San Diego International Airport has just achieved LEED Platinum, the highest certification attainable. The airport, also known as Lindbergh Field, has it all: a megawatt of solar power, water and energy conservation measures, sophisticated climate and energy controls, a reflective roof, and " improved indoor environmental quality through the use of low volatile organic compound adhesives, sealants, paints and coatings."

In the press release, the project director calls it "the poster child for sustainability and environmental stewardship."

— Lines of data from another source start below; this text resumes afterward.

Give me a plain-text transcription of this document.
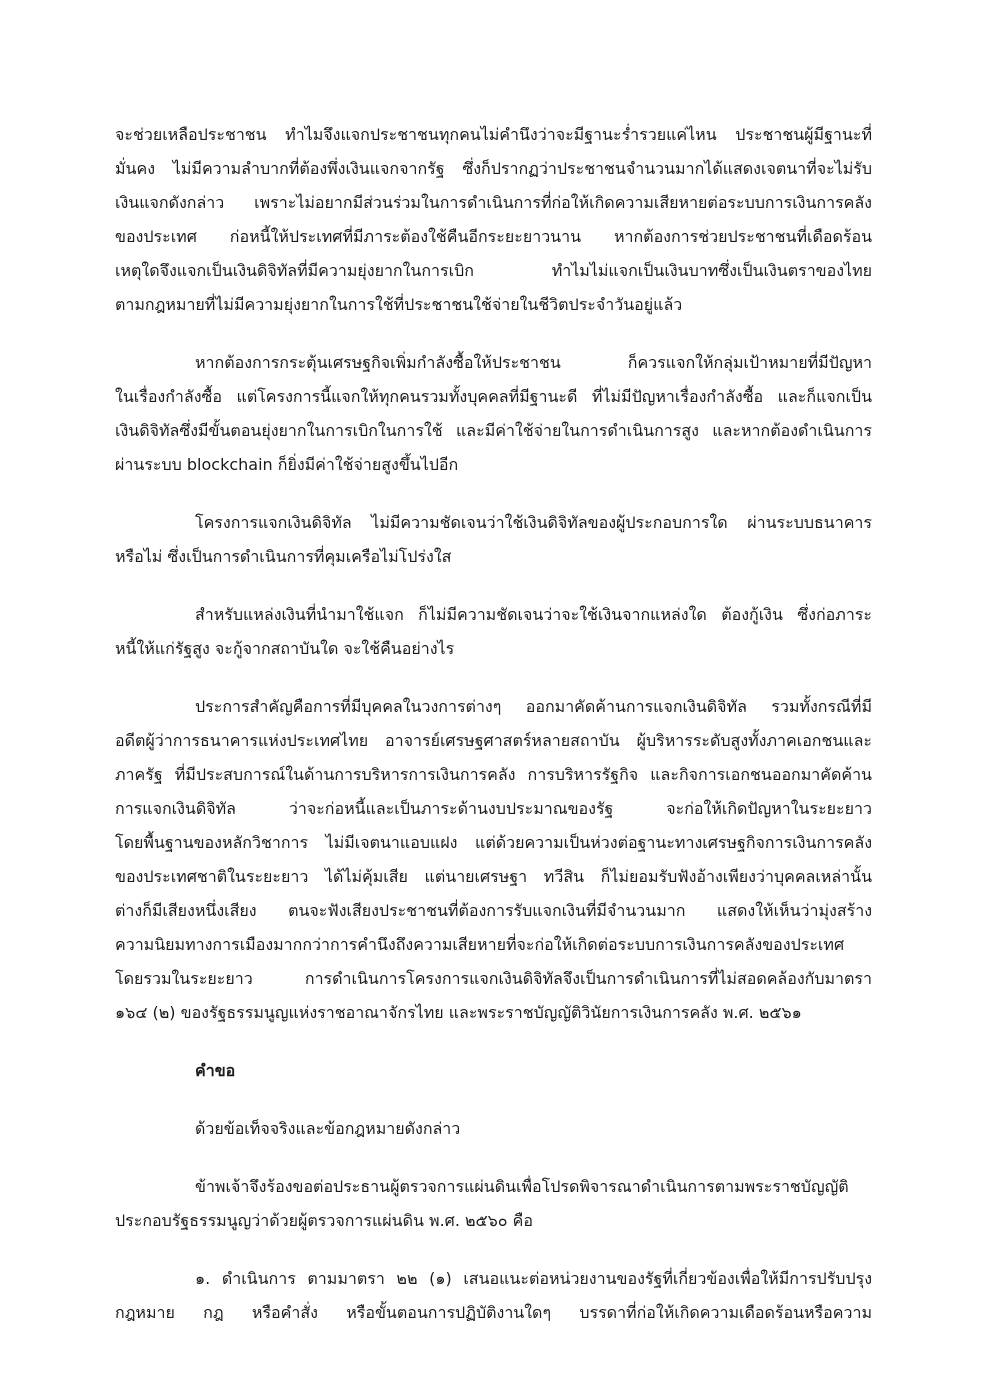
จะช่วยเหลือประชาชน ทำไมจึงแจกประชาชนทุกคนไม่คำนึงว่าจะมีฐานะร่ำรวยแค่ไหน ประชาชนผู้มีฐานะที่
มั่นคง ไม่มีความลำบากที่ต้องพึ่งเงินแจกจากรัฐ ซึ่งก็ปรากฏว่าประชาชนจำนวนมากได้แสดงเจตนาที่จะไม่รับ
เงินแจกดังกล่าว เพราะไม่อยากมีส่วนร่วมในการดำเนินการที่ก่อให้เกิดความเสียหายต่อระบบการเงินการคลัง
ของประเทศ ก่อหนี้ให้ประเทศที่มีภาระต้องใช้คืนอีกระยะยาวนาน หากต้องการช่วยประชาชนที่เดือดร้อน
เหตุใดจึงแจกเป็นเงินดิจิทัลที่มีความยุ่งยากในการเบิก ทำไมไม่แจกเป็นเงินบาทซึ่งเป็นเงินตราของไทย
ตามกฎหมายที่ไม่มีความยุ่งยากในการใช้ที่ประชาชนใช้จ่ายในชีวิตประจำวันอยู่แล้ว
หากต้องการกระตุ้นเศรษฐกิจเพิ่มกำลังซื้อให้ประชาชน ก็ควรแจกให้กลุ่มเป้าหมายที่มีปัญหา
ในเรื่องกำลังซื้อ แต่โครงการนี้แจกให้ทุกคนรวมทั้งบุคคลที่มีฐานะดี ที่ไม่มีปัญหาเรื่องกำลังซื้อ และก็แจกเป็น
เงินดิจิทัลซึ่งมีขั้นตอนยุ่งยากในการเบิกในการใช้ และมีค่าใช้จ่ายในการดำเนินการสูง และหากต้องดำเนินการ
ผ่านระบบ blockchain ก็ยิ่งมีค่าใช้จ่ายสูงขึ้นไปอีก
โครงการแจกเงินดิจิทัล ไม่มีความชัดเจนว่าใช้เงินดิจิทัลของผู้ประกอบการใด ผ่านระบบธนาคาร
หรือไม่ ซึ่งเป็นการดำเนินการที่คุมเครือไม่โปร่งใส
สำหรับแหล่งเงินที่นำมาใช้แจก ก็ไม่มีความชัดเจนว่าจะใช้เงินจากแหล่งใด ต้องกู้เงิน ซึ่งก่อภาระ
หนี้ให้แก่รัฐสูง จะกู้จากสถาบันใด จะใช้คืนอย่างไร
ประการสำคัญคือการที่มีบุคคลในวงการต่างๆ ออกมาคัดค้านการแจกเงินดิจิทัล รวมทั้งกรณีที่มี
อดีตผู้ว่าการธนาคารแห่งประเทศไทย อาจารย์เศรษฐศาสตร์หลายสถาบัน ผู้บริหารระดับสูงทั้งภาคเอกชนและ
ภาครัฐ ที่มีประสบการณ์ในด้านการบริหารการเงินการคลัง การบริหารรัฐกิจ และกิจการเอกชนออกมาคัดค้าน
การแจกเงินดิจิทัล ว่าจะก่อหนี้และเป็นภาระด้านงบประมาณของรัฐ จะก่อให้เกิดปัญหาในระยะยาว
โดยพื้นฐานของหลักวิชาการ ไม่มีเจตนาแอบแฝง แต่ด้วยความเป็นห่วงต่อฐานะทางเศรษฐกิจการเงินการคลัง
ของประเทศชาติในระยะยาว ได้ไม่คุ้มเสีย แต่นายเศรษฐา ทวีสิน ก็ไม่ยอมรับฟังอ้างเพียงว่าบุคคลเหล่านั้น
ต่างก็มีเสียงหนึ่งเสียง ตนจะฟังเสียงประชาชนที่ต้องการรับแจกเงินที่มีจำนวนมาก แสดงให้เห็นว่ามุ่งสร้าง
ความนิยมทางการเมืองมากกว่าการคำนึงถึงความเสียหายที่จะก่อให้เกิดต่อระบบการเงินการคลังของประเทศ
โดยรวมในระยะยาว การดำเนินการโครงการแจกเงินดิจิทัลจึงเป็นการดำเนินการที่ไม่สอดคล้องกับมาตรา
๑๖๔ (๒) ของรัฐธรรมนูญแห่งราชอาณาจักรไทย และพระราชบัญญัติวินัยการเงินการคลัง พ.ศ. ๒๕๖๑
คำขอ
ด้วยข้อเท็จจริงและข้อกฎหมายดังกล่าว
ข้าพเจ้าจึงร้องขอต่อประธานผู้ตรวจการแผ่นดินเพื่อโปรดพิจารณาดำเนินการตามพระราชบัญญัติ
ประกอบรัฐธรรมนูญว่าด้วยผู้ตรวจการแผ่นดิน พ.ศ. ๒๕๖๐ คือ
๑. ดำเนินการ ตามมาตรา ๒๒ (๑) เสนอแนะต่อหน่วยงานของรัฐที่เกี่ยวข้องเพื่อให้มีการปรับปรุง
กฎหมาย กฎ หรือคำสั่ง หรือขั้นตอนการปฏิบัติงานใดๆ บรรดาที่ก่อให้เกิดความเดือดร้อนหรือความ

airport terminal© San Diego International Airport
Last year it also moved almost 18 million passengers and 162,353 tons of freight averaging 515 flights in and out per day, generating very roughly 20 million tons of carbon dioxide in the process, along with nitrous oxides, sulphates and soot. According to the David Suzuki Foundation,

Scientific studies have shown that these high-altitude emissions have a more harmful climate impact because they trigger a series of chemical reactions and atmospheric effects that have a net warming effect. The IPCC, for example, has estimated that the climate impact of aircraft is two to four times greater than the effect of their carbon dioxide emissions alone.

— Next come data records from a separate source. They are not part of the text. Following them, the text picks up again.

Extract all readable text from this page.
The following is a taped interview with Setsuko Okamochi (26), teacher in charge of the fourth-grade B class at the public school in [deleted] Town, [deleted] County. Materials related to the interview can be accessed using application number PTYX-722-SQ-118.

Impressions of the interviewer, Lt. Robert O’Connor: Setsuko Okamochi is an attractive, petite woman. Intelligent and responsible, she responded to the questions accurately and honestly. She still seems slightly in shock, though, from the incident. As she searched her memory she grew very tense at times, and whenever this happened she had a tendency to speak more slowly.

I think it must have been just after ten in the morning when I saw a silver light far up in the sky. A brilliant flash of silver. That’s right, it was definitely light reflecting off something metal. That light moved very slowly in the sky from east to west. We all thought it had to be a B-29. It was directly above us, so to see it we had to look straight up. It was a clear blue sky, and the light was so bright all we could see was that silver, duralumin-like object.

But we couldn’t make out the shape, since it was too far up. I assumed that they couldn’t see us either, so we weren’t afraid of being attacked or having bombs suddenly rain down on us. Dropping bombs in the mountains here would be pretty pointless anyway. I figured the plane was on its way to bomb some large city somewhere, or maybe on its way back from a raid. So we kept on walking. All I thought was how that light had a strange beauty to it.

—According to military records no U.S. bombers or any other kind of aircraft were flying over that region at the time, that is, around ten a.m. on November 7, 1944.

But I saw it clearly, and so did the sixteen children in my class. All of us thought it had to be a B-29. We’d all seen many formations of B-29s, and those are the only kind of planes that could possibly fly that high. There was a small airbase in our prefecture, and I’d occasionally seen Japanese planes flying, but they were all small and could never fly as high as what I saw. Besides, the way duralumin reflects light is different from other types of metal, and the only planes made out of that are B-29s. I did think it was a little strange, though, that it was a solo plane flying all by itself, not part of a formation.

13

I am loath to criticize LEED these days, it has enough trouble with the plastic people. San Diego Airport is a better, greener place because of LEED, but calling an airport green is a contradiction in terms. Perhaps for the Platinum label of LEED there should be a question about the use, and withhold it from those that are laughably inappropriate.

We've got LEED spaceports and LEED parking garages and LEED monster homes and none of them can in anyone's wildest imagination be called green because of what they do. The use matters.

Should an airport be certified LEED Platinum?
Should the green building certification system give its highest rating to uses that are laughably inappropriate?